We opted to write our own because of the need for a fundamentally different control loop architecture. The key difference is zone overlap: for example, our GPUs drive both case fans (zone 0, gentle curve) and GPU-specific fans (zone 1, aggressive curve) simultaneously. smfc's architecture requires one controller per zone with no overlap. This difference makes sense because smfc appears to be written more with HDD in mind than GPU, the latter having significant case-wide temperature implications.
Summary of differences:
| Feature | fan-daemon | smfc |
|---|---|---|
| Device multizone | One device can drive multiple zones | Each controller owns one zone, no overlap |
| Zone arbitration | Max speed wins across all devices per zone | N/A (single controller per zone) |
| Curves | Piecewise-constant with arbitrary breakpoints | Linear min/max interpolation |
| Temp hysteresis | Deadband | Deadband (aka "Sensitivity") |
| Time hysteresis | Min hold: temp must stay low for N seconds (true hysteresis) | Delay after speed change |
| Config | CLI flags with sensible defaults | INI config file required |
| Complexity | ~1100 lines | ~3500 lines |
| Hardware abstraction | Hardware protocol for easy porting |
Supermicro-specific |
| Sensor abstraction | Sensor protocol for easy extension |
Hardcoded sensor types |
| Sensor merging | Logical devices (keys) from multiple physical sensors | Fixed sensor per device type |
| Python | Typed (passes pyright strict) | Untyped |
We support either using IPMI (BMC) for temps or device specific tools
(coretemp/k10temp, nvidia-smi, smartctl, nvme-cli, etc).

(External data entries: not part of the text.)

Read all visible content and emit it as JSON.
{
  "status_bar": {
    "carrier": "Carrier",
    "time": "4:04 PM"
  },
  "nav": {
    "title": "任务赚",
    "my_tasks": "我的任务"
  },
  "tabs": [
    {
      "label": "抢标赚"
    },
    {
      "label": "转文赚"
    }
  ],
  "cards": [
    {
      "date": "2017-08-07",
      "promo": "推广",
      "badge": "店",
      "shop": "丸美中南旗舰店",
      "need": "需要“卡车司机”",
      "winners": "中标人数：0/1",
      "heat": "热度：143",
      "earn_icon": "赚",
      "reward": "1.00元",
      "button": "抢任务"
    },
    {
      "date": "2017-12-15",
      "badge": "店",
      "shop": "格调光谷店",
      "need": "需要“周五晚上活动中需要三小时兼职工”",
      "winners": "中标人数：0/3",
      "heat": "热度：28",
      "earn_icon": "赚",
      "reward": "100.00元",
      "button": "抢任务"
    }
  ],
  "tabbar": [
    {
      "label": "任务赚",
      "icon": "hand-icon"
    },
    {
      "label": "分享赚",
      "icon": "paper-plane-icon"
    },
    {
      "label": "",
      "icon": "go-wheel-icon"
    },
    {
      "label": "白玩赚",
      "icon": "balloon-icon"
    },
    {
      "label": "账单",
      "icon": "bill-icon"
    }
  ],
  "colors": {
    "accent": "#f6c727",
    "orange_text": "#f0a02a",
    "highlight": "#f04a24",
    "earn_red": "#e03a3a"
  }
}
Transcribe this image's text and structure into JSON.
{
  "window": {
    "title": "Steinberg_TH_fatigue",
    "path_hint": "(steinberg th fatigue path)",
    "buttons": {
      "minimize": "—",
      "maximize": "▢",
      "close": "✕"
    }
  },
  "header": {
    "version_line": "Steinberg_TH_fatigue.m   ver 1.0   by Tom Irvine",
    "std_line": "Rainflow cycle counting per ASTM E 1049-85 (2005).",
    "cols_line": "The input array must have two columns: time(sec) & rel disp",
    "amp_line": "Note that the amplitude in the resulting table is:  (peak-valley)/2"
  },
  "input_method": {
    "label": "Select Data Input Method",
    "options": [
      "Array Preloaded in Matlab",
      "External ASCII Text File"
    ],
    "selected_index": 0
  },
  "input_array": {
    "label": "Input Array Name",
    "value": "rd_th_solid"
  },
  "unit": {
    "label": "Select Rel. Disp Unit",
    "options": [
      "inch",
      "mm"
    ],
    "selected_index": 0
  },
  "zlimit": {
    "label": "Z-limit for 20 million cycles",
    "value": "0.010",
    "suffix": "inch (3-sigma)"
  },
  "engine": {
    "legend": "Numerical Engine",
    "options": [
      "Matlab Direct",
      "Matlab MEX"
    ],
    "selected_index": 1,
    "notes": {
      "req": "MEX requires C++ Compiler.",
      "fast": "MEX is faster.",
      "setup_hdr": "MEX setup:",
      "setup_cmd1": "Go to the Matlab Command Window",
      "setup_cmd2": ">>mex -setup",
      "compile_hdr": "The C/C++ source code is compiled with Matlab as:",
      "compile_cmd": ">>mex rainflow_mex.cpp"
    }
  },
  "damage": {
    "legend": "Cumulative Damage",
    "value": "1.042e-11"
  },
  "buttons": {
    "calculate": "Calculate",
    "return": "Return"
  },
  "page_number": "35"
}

Although BMC
is the authority on server boards (such as the H13)--it is slow and prone to
race conditions. By default we use the most specific sensor reader we can, but
offer an ipmitool-based sensor and a clean mechanism for merging sensors.
The Hardware protocol abstracts board-specific IPMI commands, so adding
support for other motherboards is straightforward--just implement the interface
(get_temps, set_zone_speed, etc.).
IPMI raw commands derived from smfc.